In fact, Standage argues the development of telegraphic communication in the 19th century did more to change society than the development of today's Internet. Before the Internet, developed countries were getting immediate news from television and radio before the emerging online services opened up this sort of information onto personal computers. Before e-mail, we could already talk to each other through a telephone and organise our business portfolio's by calling a stockbroker. But before the 1840s, messages moved only through slow means of transport.

Standage writes with considerable flair in what is a somewhat dry topic. He is fairly humorless with his vast slabs of history, however they are written in an uncomplicated, dynamic way so as to not sedate the reader. He moves off the obvious parallel between the telegraph and today's internet - focussing more on the background of an invention most of the worlds looks upon as completely redundant.

HISTORY
Jean-Antoine Nollet, the Abbot of the Grand Convent of the Carthusians in Paris wanted to tested his theory that electricity traveled through cables over long distance in a relatively short amount of time. On a spring day in 1746, Nollet sent out 200 monks in a line, each spaced with a 25-foot iron wire.

Nollet hooked up a battery to the end of the line and saw that each monk was appropriately swearing or writhing in electrical contortions almost simultaneously. He had proven the swiftness of electrical currents.

This story of the early days of electrical experimentation opens The Victorian Internet, before detailing how the telegraph, invented by Claude Chappe, began as an optical system in France after the revolution. His systems of towers, telescopes, and various signaling spread across Europe so comprehensively that nearly 1000 towers were erected and in operation across six countries by the mid 1830's.

DID YOU KNOW?

In 1832, painter Samuel B. Morse was sailing back from Europe when he caught the telegraph bug. Seven years earlier, he had been traveling to Washington, D.C. to do Lafayette's portrait and had received a letter that his wife had died. He raced back home, but the letter took so long in transit that he missed her funeral. That experience marked him, and the idea of an electric telegraph hit home.

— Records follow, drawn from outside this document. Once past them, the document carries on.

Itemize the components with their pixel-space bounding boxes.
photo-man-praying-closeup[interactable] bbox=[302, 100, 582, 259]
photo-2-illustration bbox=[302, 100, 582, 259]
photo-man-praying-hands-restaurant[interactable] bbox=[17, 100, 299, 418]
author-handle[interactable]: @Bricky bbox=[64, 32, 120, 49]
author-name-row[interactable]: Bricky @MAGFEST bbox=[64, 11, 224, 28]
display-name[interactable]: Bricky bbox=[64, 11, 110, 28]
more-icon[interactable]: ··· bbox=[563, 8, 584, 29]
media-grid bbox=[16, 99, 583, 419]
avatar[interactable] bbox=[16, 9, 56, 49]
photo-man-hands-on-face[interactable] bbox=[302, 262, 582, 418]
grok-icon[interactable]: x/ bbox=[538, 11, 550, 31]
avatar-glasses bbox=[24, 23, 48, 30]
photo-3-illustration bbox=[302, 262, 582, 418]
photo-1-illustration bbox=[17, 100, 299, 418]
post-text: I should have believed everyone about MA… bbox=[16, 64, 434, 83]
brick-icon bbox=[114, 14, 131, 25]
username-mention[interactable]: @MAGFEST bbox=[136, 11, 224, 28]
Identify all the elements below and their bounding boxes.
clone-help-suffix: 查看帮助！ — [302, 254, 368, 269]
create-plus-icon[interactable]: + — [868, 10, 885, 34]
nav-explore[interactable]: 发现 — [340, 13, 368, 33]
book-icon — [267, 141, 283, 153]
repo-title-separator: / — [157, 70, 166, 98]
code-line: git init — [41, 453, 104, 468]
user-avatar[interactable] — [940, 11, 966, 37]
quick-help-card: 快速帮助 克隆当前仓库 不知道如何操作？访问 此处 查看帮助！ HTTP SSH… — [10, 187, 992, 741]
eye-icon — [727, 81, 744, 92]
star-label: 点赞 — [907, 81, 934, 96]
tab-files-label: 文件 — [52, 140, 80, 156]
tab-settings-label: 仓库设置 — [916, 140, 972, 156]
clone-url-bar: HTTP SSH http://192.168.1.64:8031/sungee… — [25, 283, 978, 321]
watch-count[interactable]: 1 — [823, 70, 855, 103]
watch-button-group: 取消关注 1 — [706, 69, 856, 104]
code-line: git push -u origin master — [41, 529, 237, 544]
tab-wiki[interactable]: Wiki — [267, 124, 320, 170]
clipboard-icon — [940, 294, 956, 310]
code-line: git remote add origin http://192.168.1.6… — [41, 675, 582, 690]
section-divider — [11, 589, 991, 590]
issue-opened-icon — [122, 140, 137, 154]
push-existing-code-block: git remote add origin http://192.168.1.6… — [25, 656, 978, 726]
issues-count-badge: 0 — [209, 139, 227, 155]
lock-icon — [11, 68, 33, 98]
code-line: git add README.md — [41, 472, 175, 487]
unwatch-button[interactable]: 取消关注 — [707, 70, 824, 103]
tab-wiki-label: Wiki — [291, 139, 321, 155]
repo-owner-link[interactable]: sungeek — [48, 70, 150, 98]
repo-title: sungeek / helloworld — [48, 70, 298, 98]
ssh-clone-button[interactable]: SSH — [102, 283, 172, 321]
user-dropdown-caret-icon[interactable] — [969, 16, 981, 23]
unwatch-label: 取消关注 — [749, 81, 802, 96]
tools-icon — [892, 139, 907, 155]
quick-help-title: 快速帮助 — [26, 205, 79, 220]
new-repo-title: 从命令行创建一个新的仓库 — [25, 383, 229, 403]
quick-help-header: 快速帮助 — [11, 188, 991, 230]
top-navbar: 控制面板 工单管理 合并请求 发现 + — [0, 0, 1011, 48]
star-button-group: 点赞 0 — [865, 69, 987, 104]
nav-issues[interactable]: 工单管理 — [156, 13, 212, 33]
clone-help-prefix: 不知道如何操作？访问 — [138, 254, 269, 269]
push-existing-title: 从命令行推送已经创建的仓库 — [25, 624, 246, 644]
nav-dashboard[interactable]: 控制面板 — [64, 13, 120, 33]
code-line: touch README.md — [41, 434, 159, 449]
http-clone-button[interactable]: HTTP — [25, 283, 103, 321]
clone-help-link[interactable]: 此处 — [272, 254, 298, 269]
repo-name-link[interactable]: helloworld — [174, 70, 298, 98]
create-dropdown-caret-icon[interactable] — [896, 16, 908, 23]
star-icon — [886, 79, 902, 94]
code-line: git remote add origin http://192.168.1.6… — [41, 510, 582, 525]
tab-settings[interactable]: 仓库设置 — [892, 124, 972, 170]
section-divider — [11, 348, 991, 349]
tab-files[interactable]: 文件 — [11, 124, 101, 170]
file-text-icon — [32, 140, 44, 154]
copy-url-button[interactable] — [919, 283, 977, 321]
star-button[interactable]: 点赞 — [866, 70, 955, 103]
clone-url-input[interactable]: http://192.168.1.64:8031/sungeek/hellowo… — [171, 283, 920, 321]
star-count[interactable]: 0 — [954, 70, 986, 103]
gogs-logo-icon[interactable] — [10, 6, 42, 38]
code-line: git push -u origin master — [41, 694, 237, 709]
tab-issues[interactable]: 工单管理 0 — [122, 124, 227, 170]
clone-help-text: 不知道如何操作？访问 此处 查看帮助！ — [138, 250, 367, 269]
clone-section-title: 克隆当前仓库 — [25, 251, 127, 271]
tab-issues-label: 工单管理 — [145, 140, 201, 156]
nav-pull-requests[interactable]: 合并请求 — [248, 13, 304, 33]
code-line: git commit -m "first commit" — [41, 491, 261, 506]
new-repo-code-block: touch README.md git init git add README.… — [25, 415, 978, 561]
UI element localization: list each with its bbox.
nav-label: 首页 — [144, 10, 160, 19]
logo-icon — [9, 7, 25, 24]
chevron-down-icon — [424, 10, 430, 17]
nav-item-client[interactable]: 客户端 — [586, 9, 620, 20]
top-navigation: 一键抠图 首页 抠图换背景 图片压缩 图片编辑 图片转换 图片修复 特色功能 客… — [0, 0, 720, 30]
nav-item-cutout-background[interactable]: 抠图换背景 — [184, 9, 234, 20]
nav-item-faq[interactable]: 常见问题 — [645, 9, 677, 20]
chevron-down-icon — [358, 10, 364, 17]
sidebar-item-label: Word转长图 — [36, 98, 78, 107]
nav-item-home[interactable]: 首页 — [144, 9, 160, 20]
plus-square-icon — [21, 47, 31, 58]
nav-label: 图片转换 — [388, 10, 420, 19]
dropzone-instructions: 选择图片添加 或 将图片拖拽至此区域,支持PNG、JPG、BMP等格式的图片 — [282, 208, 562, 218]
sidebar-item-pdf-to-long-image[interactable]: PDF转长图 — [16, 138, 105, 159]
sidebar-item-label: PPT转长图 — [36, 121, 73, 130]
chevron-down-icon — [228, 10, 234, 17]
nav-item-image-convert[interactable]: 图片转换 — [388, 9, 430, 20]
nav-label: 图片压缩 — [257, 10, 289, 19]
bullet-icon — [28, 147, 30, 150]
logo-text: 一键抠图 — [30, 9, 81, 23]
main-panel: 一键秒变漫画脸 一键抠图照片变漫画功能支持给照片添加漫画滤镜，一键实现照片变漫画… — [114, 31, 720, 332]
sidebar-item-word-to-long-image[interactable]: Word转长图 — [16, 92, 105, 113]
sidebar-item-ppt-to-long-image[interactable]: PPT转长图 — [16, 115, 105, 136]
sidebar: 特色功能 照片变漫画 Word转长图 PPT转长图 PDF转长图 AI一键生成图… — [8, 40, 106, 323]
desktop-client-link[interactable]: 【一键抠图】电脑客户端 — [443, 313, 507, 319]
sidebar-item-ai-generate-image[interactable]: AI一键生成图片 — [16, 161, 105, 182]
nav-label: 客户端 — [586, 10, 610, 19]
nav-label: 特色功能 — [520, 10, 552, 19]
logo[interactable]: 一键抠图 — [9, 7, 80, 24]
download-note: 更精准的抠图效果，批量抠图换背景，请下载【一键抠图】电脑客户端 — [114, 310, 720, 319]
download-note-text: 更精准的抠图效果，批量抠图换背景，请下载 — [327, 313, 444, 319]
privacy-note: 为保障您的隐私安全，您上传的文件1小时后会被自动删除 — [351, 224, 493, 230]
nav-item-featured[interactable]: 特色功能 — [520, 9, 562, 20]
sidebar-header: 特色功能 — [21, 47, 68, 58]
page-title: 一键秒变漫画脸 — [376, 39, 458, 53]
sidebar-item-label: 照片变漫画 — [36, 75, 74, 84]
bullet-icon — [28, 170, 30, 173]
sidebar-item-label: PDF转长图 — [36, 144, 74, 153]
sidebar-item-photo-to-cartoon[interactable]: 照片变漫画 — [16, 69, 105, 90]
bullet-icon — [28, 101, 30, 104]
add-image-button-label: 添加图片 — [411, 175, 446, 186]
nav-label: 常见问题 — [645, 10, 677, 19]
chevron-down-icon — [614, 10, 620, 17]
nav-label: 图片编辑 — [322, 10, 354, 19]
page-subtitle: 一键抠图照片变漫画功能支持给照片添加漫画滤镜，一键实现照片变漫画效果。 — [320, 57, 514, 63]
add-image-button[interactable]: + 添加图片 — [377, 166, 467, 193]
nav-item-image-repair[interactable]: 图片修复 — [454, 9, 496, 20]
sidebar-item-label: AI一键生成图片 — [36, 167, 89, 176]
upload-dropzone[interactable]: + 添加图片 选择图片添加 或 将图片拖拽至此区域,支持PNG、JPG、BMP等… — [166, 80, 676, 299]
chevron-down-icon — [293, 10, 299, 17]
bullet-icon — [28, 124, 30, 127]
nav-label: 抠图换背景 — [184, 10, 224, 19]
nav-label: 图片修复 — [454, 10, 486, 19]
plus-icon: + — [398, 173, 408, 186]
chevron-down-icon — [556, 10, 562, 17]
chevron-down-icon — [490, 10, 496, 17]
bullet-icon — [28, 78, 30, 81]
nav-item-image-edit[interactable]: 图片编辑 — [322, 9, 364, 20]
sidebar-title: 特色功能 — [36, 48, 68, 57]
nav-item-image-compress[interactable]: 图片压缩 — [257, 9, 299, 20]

In 1844 Morse got his line up and running between Washington and Baltimore and transmitted his first message:
"What Hath God Wrought?"

The new medium was a huge success. By 1850, 12,000 miles of telegraph lines had weaved its way through the United States. The lines quickly circled the world and created a massive global network and truly began the concept of multi-national industry.

THE BOOK

Standage is an impressive writer who manages to mesh together all the history of the telegraph in an exhaustively researched and ultimately easy to digest format. He resists the temptation to labor his point and get trapped in the minute details of technology or theory, yet fully explains the information on how the telegraph grew as a piece of technology, and how that technology shaped the world we live in today.

Through the book lies many impressive facts and figures, and it is clear that Standage could have written a much longer book on the subject, yet keeps the idea simple - this is the most redeeming feature of the book. Although the reader is reminded of the similarity between the internet and the telegraph, it is not continually mentioned in the book - rather it is touched on at the beginning and the end, leaving the main body of the book to flesh out historical aspects of the story.

Historical books are not normally my cup of tea, however I really enjoyed this account of a past technology. No doubt students of the future will be looking at todays internet in a similar way in the years to come - what a scary thought!